For this week’s cover design, we took a tongue-in-cheek approach thought up by our associate editor Courtney Mihocik: the pre-apocalypse.
What would you do if you knew this was our last summer on Earth? Half of our listings feature environmentally friendly, socially conscious events for folks who want to go out fighting the good fight and the other half consists of kick-ass parties for those who want to watch the world burn.
It’s becoming more and more important to highlight the former because, though we know this will most likely not be humanity’s last summer, if mankind doesn’t change its direction, that summer will come sooner than later.
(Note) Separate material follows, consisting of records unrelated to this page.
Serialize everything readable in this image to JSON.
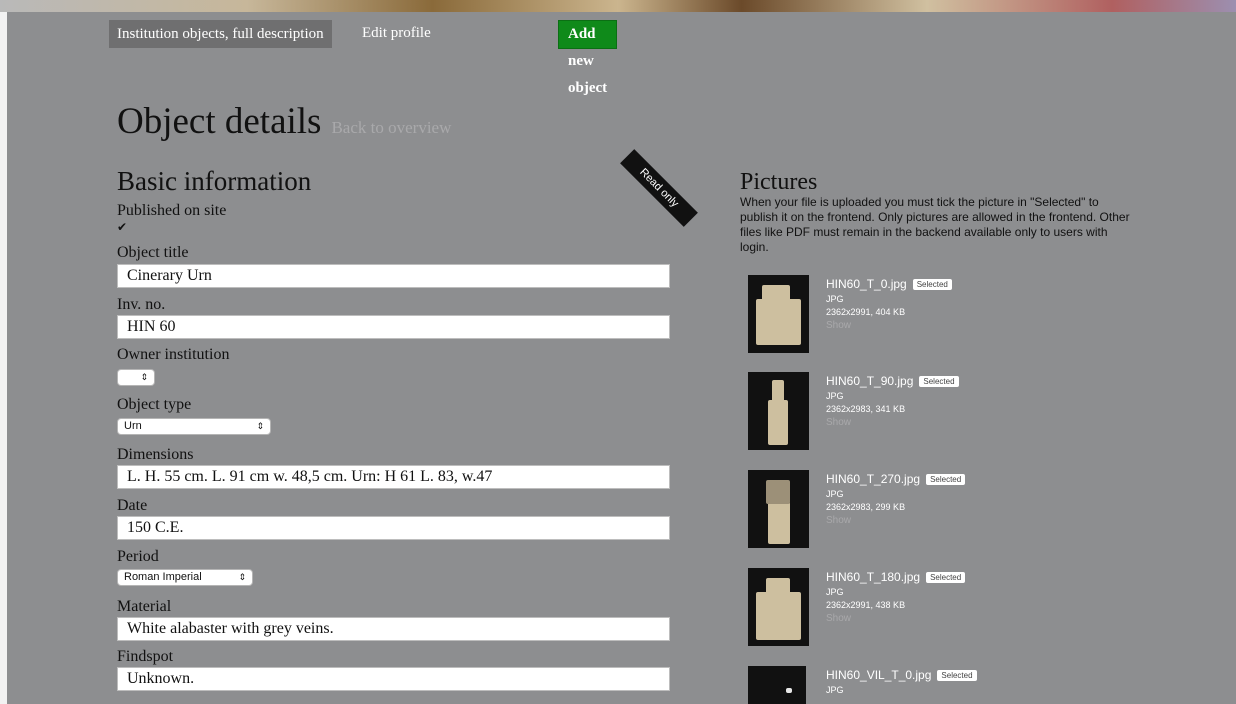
{
  "nav": {
    "tab_active": "Institution objects, full description",
    "tab_edit": "Edit profile",
    "add_button": "Add new object"
  },
  "header": {
    "title": "Object details",
    "back_link": "Back to overview"
  },
  "basic": {
    "title": "Basic information",
    "ribbon": "Read only",
    "published_label": "Published on site",
    "published_checked": true,
    "object_title_label": "Object title",
    "object_title_value": "Cinerary Urn",
    "inv_label": "Inv. no.",
    "inv_value": "HIN 60",
    "owner_label": "Owner institution",
    "owner_value": "",
    "type_label": "Object type",
    "type_value": "Urn",
    "dimensions_label": "Dimensions",
    "dimensions_value": "L. H. 55 cm. L. 91 cm w. 48,5 cm. Urn: H 61 L. 83, w.47",
    "date_label": "Date",
    "date_value": "150 C.E.",
    "period_label": "Period",
    "period_value": "Roman Imperial",
    "material_label": "Material",
    "material_value": "White alabaster with grey veins.",
    "findspot_label": "Findspot",
    "findspot_value": "Unknown."
  },
  "pictures": {
    "title": "Pictures",
    "description": "When your file is uploaded you must tick the picture in \"Selected\" to publish it on the frontend. Only pictures are allowed in the frontend. Other files like PDF must remain in the backend available only to users with login.",
    "items": [
      {
        "name": "HIN60_T_0.jpg",
        "badge": "Selected",
        "format": "JPG",
        "meta": "2362x2991, 404 KB",
        "show": "Show"
      },
      {
        "name": "HIN60_T_90.jpg",
        "badge": "Selected",
        "format": "JPG",
        "meta": "2362x2983, 341 KB",
        "show": "Show"
      },
      {
        "name": "HIN60_T_270.jpg",
        "badge": "Selected",
        "format": "JPG",
        "meta": "2362x2983, 299 KB",
        "show": "Show"
      },
      {
        "name": "HIN60_T_180.jpg",
        "badge": "Selected",
        "format": "JPG",
        "meta": "2362x2991, 438 KB",
        "show": "Show"
      },
      {
        "name": "HIN60_VIL_T_0.jpg",
        "badge": "Selected",
        "format": "JPG",
        "meta": "",
        "show": ""
      }
    ]
  }
}
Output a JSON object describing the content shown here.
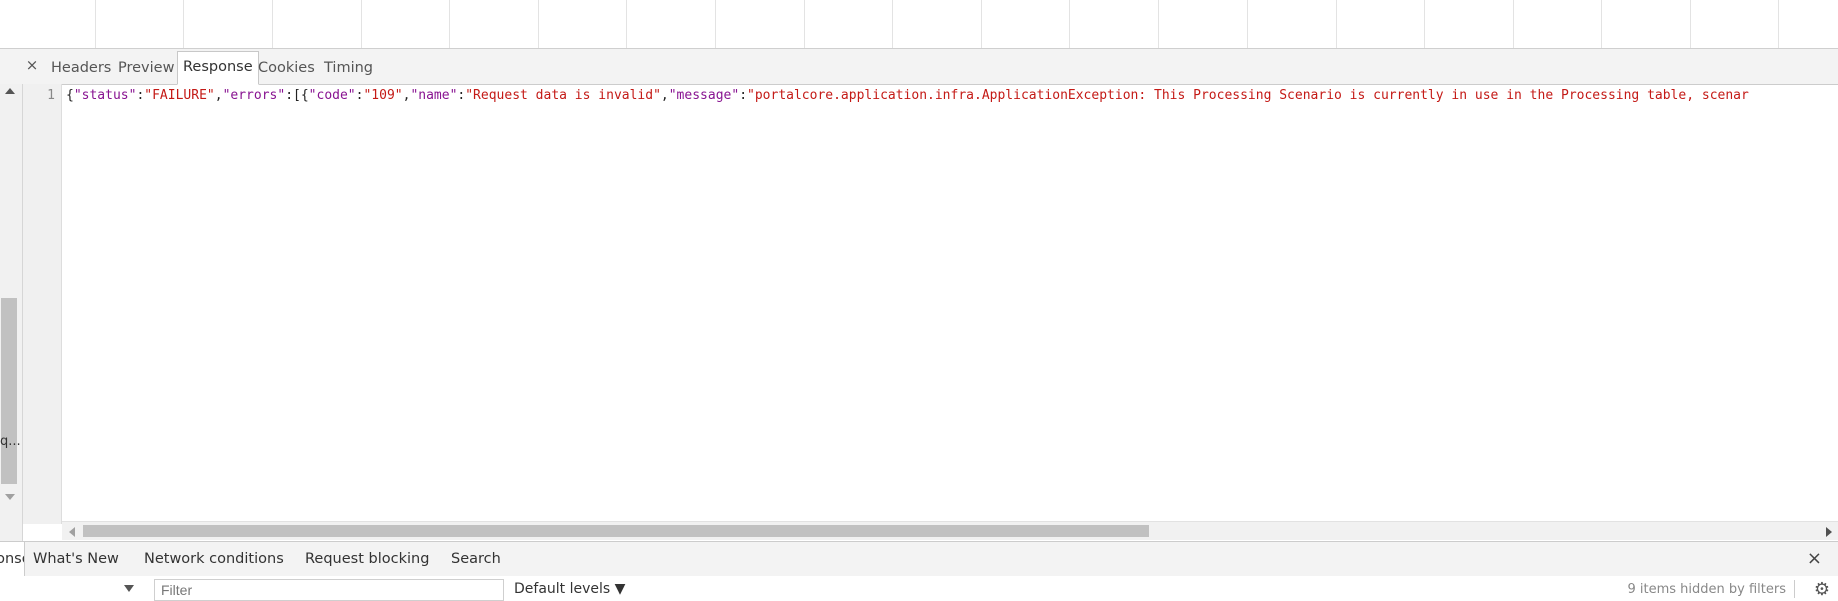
{
  "details_tabs": {
    "close": "×",
    "headers": "Headers",
    "preview": "Preview",
    "response": "Response",
    "cookies": "Cookies",
    "timing": "Timing",
    "active": "Response"
  },
  "request_list": {
    "truncated_label": "q..."
  },
  "response": {
    "line_number": "1",
    "tokens": [
      {
        "t": "{",
        "c": "p"
      },
      {
        "t": "\"status\"",
        "c": "k"
      },
      {
        "t": ":",
        "c": "p"
      },
      {
        "t": "\"FAILURE\"",
        "c": "s"
      },
      {
        "t": ",",
        "c": "p"
      },
      {
        "t": "\"errors\"",
        "c": "k"
      },
      {
        "t": ":[{",
        "c": "p"
      },
      {
        "t": "\"code\"",
        "c": "k"
      },
      {
        "t": ":",
        "c": "p"
      },
      {
        "t": "\"109\"",
        "c": "s"
      },
      {
        "t": ",",
        "c": "p"
      },
      {
        "t": "\"name\"",
        "c": "k"
      },
      {
        "t": ":",
        "c": "p"
      },
      {
        "t": "\"Request data is invalid\"",
        "c": "s"
      },
      {
        "t": ",",
        "c": "p"
      },
      {
        "t": "\"message\"",
        "c": "k"
      },
      {
        "t": ":",
        "c": "p"
      },
      {
        "t": "\"portalcore.application.infra.ApplicationException: This Processing Scenario is currently in use in the Processing table, scenar",
        "c": "s"
      }
    ]
  },
  "drawer": {
    "tabs": [
      "Console",
      "What's New",
      "Network conditions",
      "Request blocking",
      "Search"
    ],
    "close": "×"
  },
  "console_toolbar": {
    "filter_placeholder": "Filter",
    "levels_label": "Default levels ▼",
    "hidden_count": "9 items hidden by filters"
  },
  "colors": {
    "json_string": "#c41a16",
    "json_key": "#881391",
    "panel_bg": "#f3f3f3"
  },
  "icons": {
    "close": "close-icon",
    "settings": "gear-icon",
    "dropdown": "triangle-down-icon"
  }
}
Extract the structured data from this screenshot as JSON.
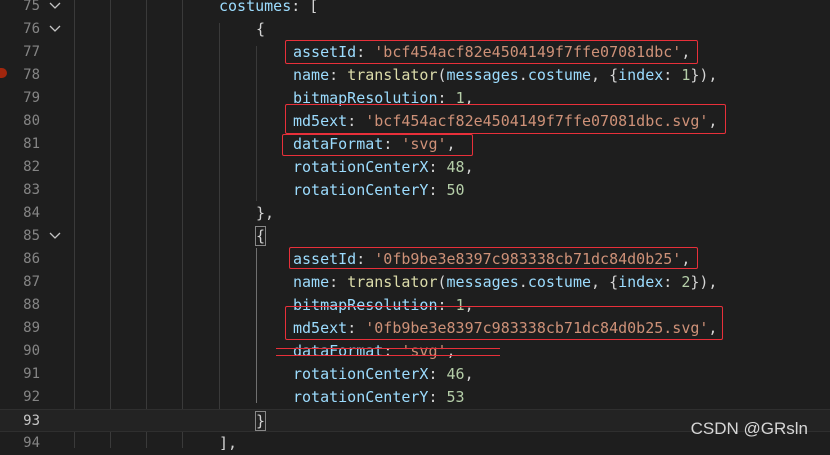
{
  "editor": {
    "lines": [
      {
        "num": "75",
        "fold": true
      },
      {
        "num": "76",
        "fold": true
      },
      {
        "num": "77"
      },
      {
        "num": "78"
      },
      {
        "num": "79"
      },
      {
        "num": "80"
      },
      {
        "num": "81"
      },
      {
        "num": "82"
      },
      {
        "num": "83"
      },
      {
        "num": "84"
      },
      {
        "num": "85",
        "fold": true
      },
      {
        "num": "86"
      },
      {
        "num": "87"
      },
      {
        "num": "88"
      },
      {
        "num": "89"
      },
      {
        "num": "90"
      },
      {
        "num": "91"
      },
      {
        "num": "92"
      },
      {
        "num": "93",
        "current": true
      },
      {
        "num": "94"
      }
    ],
    "code": {
      "l75_key": "costumes",
      "l75_rest": ": [",
      "open_brace": "{",
      "assetId_key": "assetId",
      "asset1_val": "'bcf454acf82e4504149f7ffe07081dbc'",
      "name_key": "name",
      "translator_fn": "translator",
      "messages_obj": "messages",
      "costume_prop": "costume",
      "index_key": "index",
      "idx1": "1",
      "idx2": "2",
      "bitmap_key": "bitmapResolution",
      "bitmap_val": "1",
      "md5_key": "md5ext",
      "md5_1_val": "'bcf454acf82e4504149f7ffe07081dbc.svg'",
      "fmt_key": "dataFormat",
      "fmt_val": "'svg'",
      "rcx_key": "rotationCenterX",
      "rcx1": "48",
      "rcy_key": "rotationCenterY",
      "rcy1": "50",
      "close_brace_comma": "},",
      "asset2_val": "'0fb9be3e8397c983338cb71dc84d0b25'",
      "md5_2_val": "'0fb9be3e8397c983338cb71dc84d0b25.svg'",
      "rcx2": "46",
      "rcy2": "53",
      "close_brace": "}",
      "l94_text": "],"
    }
  },
  "watermark": "CSDN @GRsln",
  "colors": {
    "background": "#1e1e1e",
    "highlight_box": "#e8303a",
    "property": "#9cdcfe",
    "string": "#ce9178",
    "number": "#b5cea8",
    "function": "#dcdcaa"
  }
}
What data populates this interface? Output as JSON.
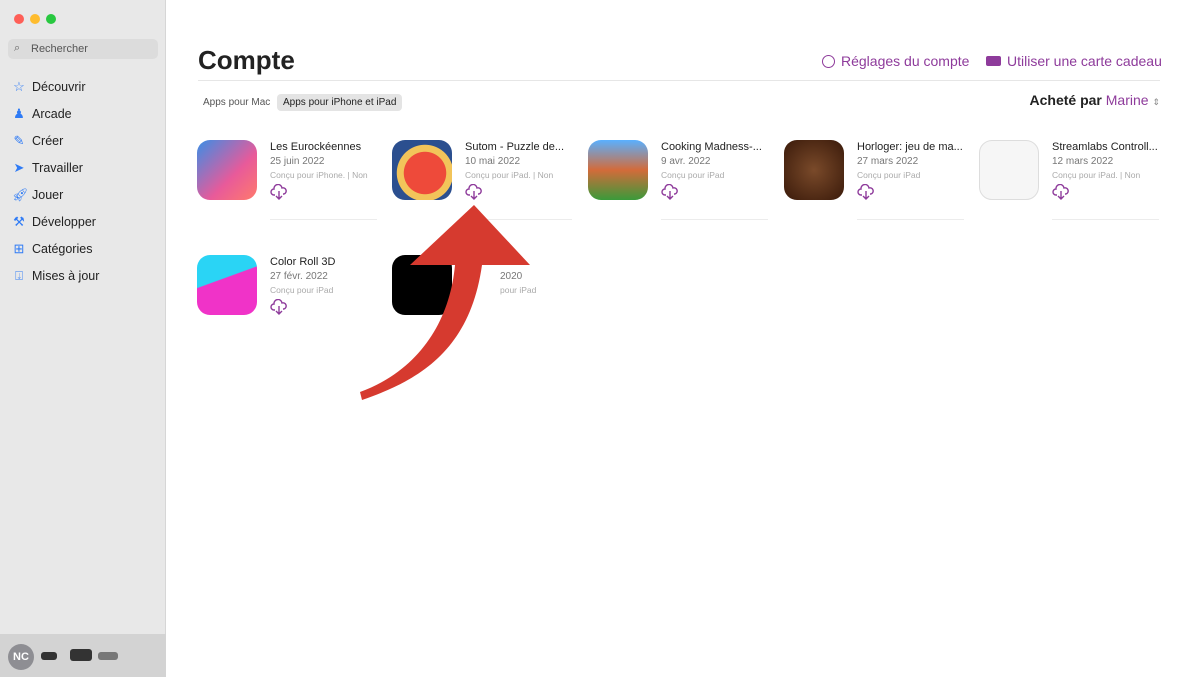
{
  "sidebar": {
    "search_placeholder": "Rechercher",
    "items": [
      {
        "label": "Découvrir",
        "icon": "star-icon"
      },
      {
        "label": "Arcade",
        "icon": "joystick-icon"
      },
      {
        "label": "Créer",
        "icon": "paintbrush-icon"
      },
      {
        "label": "Travailler",
        "icon": "paperplane-icon"
      },
      {
        "label": "Jouer",
        "icon": "rocket-icon"
      },
      {
        "label": "Développer",
        "icon": "hammer-icon"
      },
      {
        "label": "Catégories",
        "icon": "grid-icon"
      },
      {
        "label": "Mises à jour",
        "icon": "download-icon"
      }
    ],
    "user_initials": "NC"
  },
  "header": {
    "title": "Compte",
    "account_settings": "Réglages du compte",
    "gift_card": "Utiliser une carte cadeau"
  },
  "tabs": [
    {
      "label": "Apps pour Mac"
    },
    {
      "label": "Apps pour iPhone et iPad",
      "active": true
    }
  ],
  "buyer": {
    "label": "Acheté par",
    "name": "Marine"
  },
  "apps": [
    {
      "name": "Les Eurockéennes",
      "date": "25 juin 2022",
      "compat": "Conçu pour iPhone. | Non"
    },
    {
      "name": "Sutom - Puzzle de...",
      "date": "10 mai 2022",
      "compat": "Conçu pour iPad. | Non"
    },
    {
      "name": "Cooking Madness-...",
      "date": "9 avr. 2022",
      "compat": "Conçu pour iPad"
    },
    {
      "name": "Horloger: jeu de ma...",
      "date": "27 mars 2022",
      "compat": "Conçu pour iPad"
    },
    {
      "name": "Streamlabs Controll...",
      "date": "12 mars 2022",
      "compat": "Conçu pour iPad. | Non"
    },
    {
      "name": "Color Roll 3D",
      "date": "27 févr. 2022",
      "compat": "Conçu pour iPad"
    },
    {
      "name": "",
      "date": "2020",
      "compat": "pour iPad"
    }
  ],
  "colors": {
    "accent": "#8e3b9b",
    "sidebar_icon": "#2f7bf5",
    "arrow": "#d63a2f"
  }
}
You’re familiar with that story, even if you’d rather pretend you’re not.
The man-made causes behind global warming and climate change are well-documented, and if you’re not familiar with those, get off the internet and go read a book. If you’re one of those folks who still thinks it’s just a narrative being pushed by the mainstream media to help push for more government regulation, you should log off the conspiratorial YouTube rabbit hole and seek help.
The corporations that contribute a huge percentage of the pollution this country and the world suffer from are set in their ways, and it’s going to take direct action from both everyday people on the ground and their governments to stop it.
I’m not holding my breath for that to happen (I’m holding it because of the smog), but people are at least taking steps. Over the last year, we’ve seen pushes around the country for a ban on plastic straws, which is not a bad thing considering that, according to the National Park Service, Americans use about 175 billion straws every year, and their seemingly trivial size means most folks don’t make an effort to recycle them (only about 14% of all plastic is recycled, according to the World Economic Forum).
Quick sidenote to keep in mind: There are millions of disabled people in this country who need to use straws, so pushing for straw bans without implementing alternatives is irresponsible, but I digress. The real issue I have with straw bans is that it gives folks a false sense of complacency without making the sizeable impact that we need in order to create change.
According to a study by University of Georgia environmental engineering professor Jenna Jambeck published in Science journal in 2015, straws make up about 4% of the plastic pollution bobbing around in the ocean. When measuring by weight, it is far less than that. Bloomberg News estimates that straws make up about .03% of total plastic waste by mass.
By comparison, it’s estimated that about 46% of ocean debris is abandoned fishing equipment. Something to think about for folks who believe a pescatarian diet is environmentally friendly.
I am fully aware I’m coming off as the “Well, actually” guy poo-pooing all potential solutions, and also as a hypocrite, as I know of the major damage that factory farming does to our environment and yet have taken no steps to limit my intake of the products created through that industry.
What I’m trying to express, however, is the difficulty for everyday people to make a dent in this growing epidemic without any changes being made at the top by corporations and governments. I’m not the type to be optimistic that government will fix any problem, but I’m far less apt to trust that a private corporation will step up and do the right thing on their own (a big reason why I can’t take the libertarian platform seriously).
Mega-corporations that play the biggest role in worldwide pollution have shown over and over that they don’t give a shit about anything unless it affects their bottom line. Take McDonald’s for example. Last year, when they flirted with the idea of doing away with plastic straws — the smallest symbolic effort to help put a dent in the ever-growing floating dumps in our oceans — shareholders voted against even allowing the company to fund a report on the impact the decision would make.
Our best hope is for change to come from the ground up — grassroots efforts that begin with activists and advocates recruiting masses of people to demand change from their governments. Without stricter regulations, big corporations will continue to laugh at the idea that they are to blame for climate change until we’re all up to our waists in floating plastic.
I’m a pessimist by nature, but I’m hopeful that in the next few years, these issues will take precedent over clickbait news cycles and partisan bickering.
Despite what the news will have you believe, this era will not be remembered as The Era of Trump. It will be remembered as a time when we had a chance to do something to ensure a better future for our planet — or any future at all.
If that doesn’t happen, covers like this one won’t be so tongue-in-cheek.